Department of Pulmonary Diseases, VU University Medical Center, P.O. Box 7057, 1007 MB Amsterdam, The Netherlands.
Eur J Cardiothorac Surg. 2009 Dec;36(6):1052-7. doi: 10.1016/j.ejcts.2009.05.025. Epub 2009 Jul 17.
Concurrent chemoradiotherapy is standard of care in stage III non-small-cell lung cancer, although surgery may be beneficial in selected patients in whom induction therapy has achieved 'down-staging' of mediastinal nodal disease. Previous studies incorporated treatment 'splits' for re-evaluation, and such gaps lead to poorer survival in patients undergoing chemoradiotherapy. We describe the outcome of a treatment strategy to limit the duration of treatment splits.
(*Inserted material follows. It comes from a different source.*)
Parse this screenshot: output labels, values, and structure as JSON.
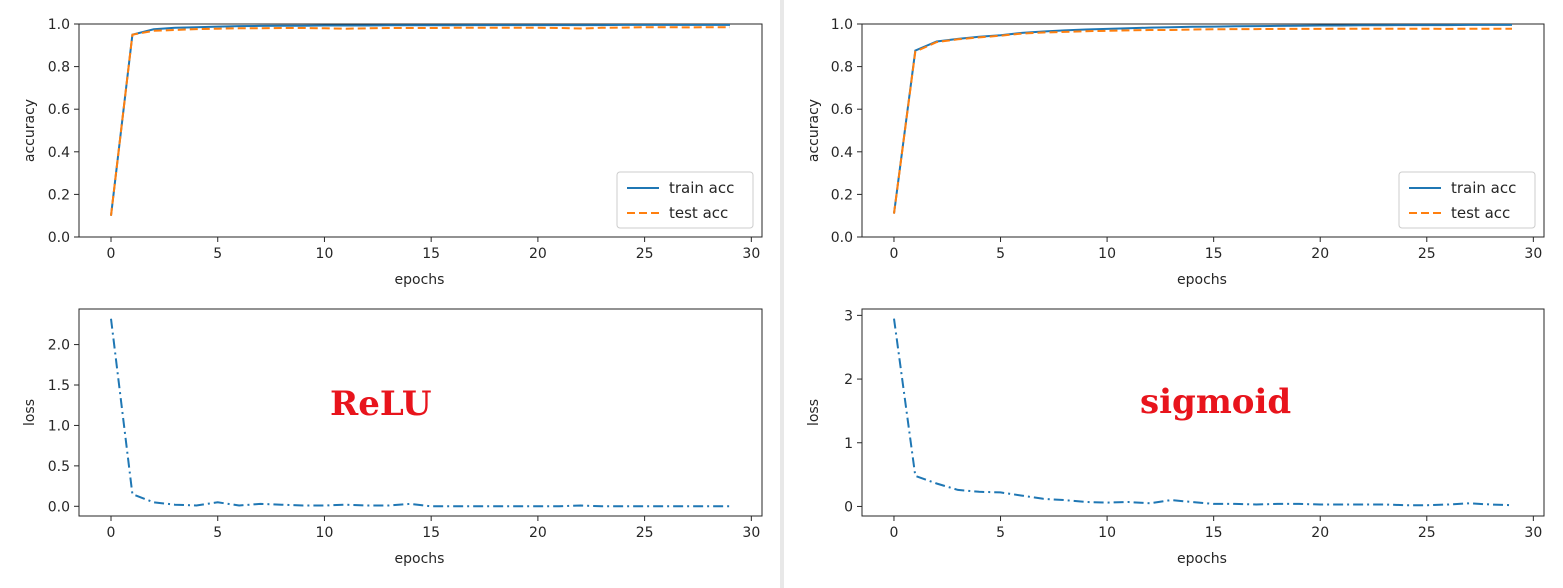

A prospective database (2003-2007) of stage III non-small-cell lung cancer patients treated with concurrent chemoradiotherapy outwith clinical trials at our centre was reviewed. Preoperative chemoradiotherapy consisted of one induction course of cisplatin-gemcitabine, followed by two courses of cisplatin-etoposide with once-daily thoracic radiotherapy using four-dimensional involved-field treatment planning. After a dose of 46-50 Gy, potentially resectable patients without disease progression underwent immediate planned mediastinal re-staging and patients with persistent N2 disease or who were unfit for surgery continued to full-dose radiotherapy. Effort was made to shorten the treatment split by substituting mediastinoscopy for endoscopic procedures (transbronchial and -oesophageal).
A total of 34 patients had potentially resectable disease at the start of treatment. Toxicity of chemoradiotherapy was predominantly leucocytopaenia grade III/IV in 38% of courses and grade III oesophagitis in five patients (15%), but was manageable and reversible. After re-staging, 24 patients (71%) proceeded to surgery. A radical resection was achieved in 23 patients; nine had a complete pathological response. Re-staging was accurate with only one false-negative mediastinoscopy. One patient died 10 days after surgery. Median time from end of induction treatment to re-staging or surgery was 12 (range: 0-51 days) and 35 days (range: 18-63 days), respectively. Median survival for resected patients was not reached. Six patients had persisting N2 disease, of which two continued radiotherapy after a split of 3 and 4 days.
Image-guided, involved-field preoperative chemoradiotherapy can be performed with acceptable toxicity, and the present strategy achieves the goal of limiting splits in treatment delivery that may adversely affect survival in patients who do not undergo down-staging with induction therapy.
在 III 期非小细胞肺癌中,同步放化疗是标准治疗方法,尽管对于诱导治疗使纵隔淋巴结疾病降期的某些患者,手术可能有益。先前的研究纳入了治疗“分割”进行重新评估,而这种间断会导致接受放化疗的患者生存状况较差。我们描述了一种限制治疗分割持续时间的治疗策略的结果。
回顾了我们中心在临床试验之外用同步放化疗治疗 III 期非小细胞肺癌患者的前瞻性数据库(2003-2007 年)。术前放化疗包括顺铂-吉西他滨的一个诱导疗程,随后是两个顺铂-依托泊苷疗程,同时使用四维适形靶区治疗计划进行每日一次胸部放射治疗。在 46-50Gy 剂量后,没有疾病进展的潜在可切除患者立即进行计划的纵隔重新分期,如果存在持续性 N2 疾病或不适合手术的患者继续进行全剂量放疗。通过纵隔镜检查替代内镜(经支气管和经食管)来缩短治疗分割。
共有 34 名患者在治疗开始时具有潜在的可切除疾病。放化疗的毒性主要是白细胞减少症 III/IV 级,占 38%,有 5 例(15%)患者为 III 级食管炎,但可管理和逆转。重新分期后,24 名患者(71%)进行了手术。23 名患者实现了根治性切除,9 名患者获得了完全病理缓解。重新分期准确,只有 1 例纵隔镜检查假阴性。1 例患者术后 10 天死亡。从诱导治疗结束到重新分期或手术的中位时间分别为 12 天(范围:0-51 天)和 35 天(范围:18-63 天)。接受手术切除的患者中位生存期未达到。6 名患者存在持续性 N2 疾病,其中 2 名患者在分割 3 天和 4 天后继续放疗。
在可接受的毒性下,可进行图像引导的、适形靶区的术前放化疗,并且目前的策略实现了限制治疗交付分割的目标,这可能会影响接受诱导治疗而未降期的患者的生存。